I’m running code on the GPU and on the CPU which does exactly the same thing, and then using assert to compare the results, just to make sure that my CUDA code is doing what I think it should be doing. Anyway I’m getting occasional small differences in the resulting floating point numbers between the CPU and GPU. It’s not on every result but those that are different are never different before the 8th decimal place.
This seems very strange to me, am I missing something or is there some reason for this.
Just in case it’s relevant, my code calculates a matrix vector multiplication (both floats), stores the result in shared mem (also float), then applies a sigmoid 1/(1+exp(-n)) and then copies the result back.
Thanks BigMac, I had suspected the architecture difference was the cause of this issue as has been confirmed. Using (fabs(a-B) < error) is fine, but maybe you didn’t follow what I was doing… by multiplying the float by 10000, I’m shifting 4 decimal places and then converting to an int, i.e. dropping the rest so my version simply evaluates the first 4 decimal places and ignores the rest. Both methods would seem to do the job and as this is a temporary check to make sure the program is working properly.
I appreciate that floats introduce differences between architectures etc, but to say you can’t ever compare floats directly on the same CPU is going a bit far no?
If you have 1.0004 and 1.0005 as a result of two computations, which is a very good convergence as far as single precision floats go, when you multiply them by 10k and cast to int you get 10004 and 10005. More or less, because there could be errors propagated by the multiplication by 10000.0f.
(fabs(A- B ) < error) isn’t that cool actually, if A and B are big, so should the error be. Remember, floats have a fixed number of significant digits they can reliably represent and the decimal point, you know, floats. So, assuming a float can store 5 digits and the error shows up on the last one, it can either be 1.0005 (error in the range of 0.0001) or 10005 (error in the range of unity!). So you would have to scale the error depending on the order of magnitude you expect your output to be.
It might be enough for a temporary quick check but don’t ever use this in production code. In fact, completely avoid checking for float equivalence in production code, there’s no robust way of doing it.
Even on the same CPU you can’t compare floats directly. Floats are really tricky beasts.
exp(log(1.0f)) doesn’t necessarily evaluate back to 1.0f and exp(log(0.1f)) most certainly won’t because you can’t even represent 0.1 with a float (0.09996 or something like that). Even 0.1+0.1 won’t equal 0.2 - it will be close but not equal. You get different error/precision with various mathematical operations or order of operations, 2.1*(1.0+5.0) != 2.11.0 + 2.15.0 != 12.6.
(A/B)*B != A because division is tricky and generates a bigger error than multiplication. And there’s a big difference between (A/B)C and (AC)/B even though mathematically they are equivalent. So even on a single CPU if you have two functions that implement the same algorithm slightly differently, you can’t check for equivalence with ==. Each floating point operation introduces a small error and perhaps some rounding, some operations propagate those errors very fast (like division), and the final result depends on the order in which those errors accumulate.

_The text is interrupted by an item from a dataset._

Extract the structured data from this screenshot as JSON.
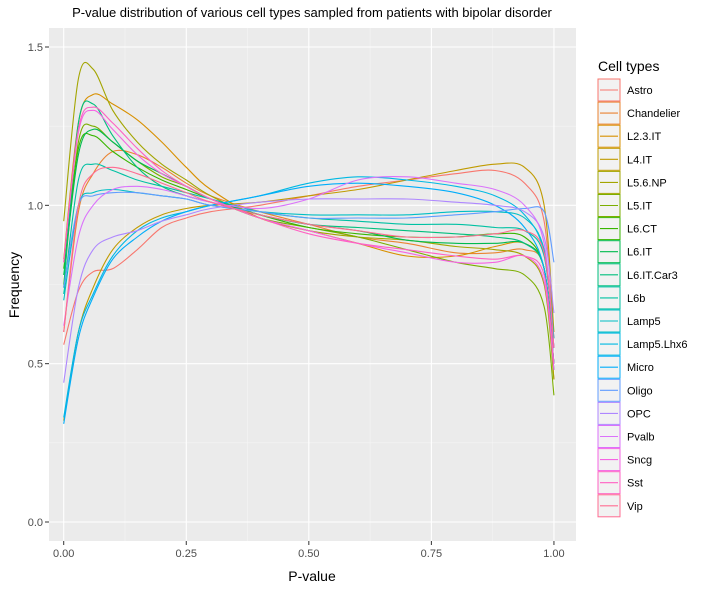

It takes knowledge of how floats are represented, how math operations are carried out and even how certain functions (like sin or exp) are implemented to really appreciate how nasty floats are. I’m not even getting near NaNs and infinities or the hilarity that ensues when you divide a huge number by a tiny one.
By the way, with floats in one special case, A == A returns false…
Hmm I’m beginning to realise just how strange floats can be, I knew the double-precision thing for physics simulations but not the full extent of the issue. Thanks BigMac, I’ll avoid float comparisons where possible.
For checking my code I usually print out a few results to check they look correct, but as I’ve been learning CUDA I’ve had some strange things happen, for example where one of my blocks didn’t work while the others did, and just checking a few outputs does not always show this up, hence the CPU-GPU comparison with assert.
There’s nothing wrong with checking absolute error, but you are right that you have to be smart about it. The error bound needs to be intelligently selected for your specific problem, and not just use 1e-6 for everything. :) Relative error probably applies to more situations, but again, you have to understand the problem to know what you want.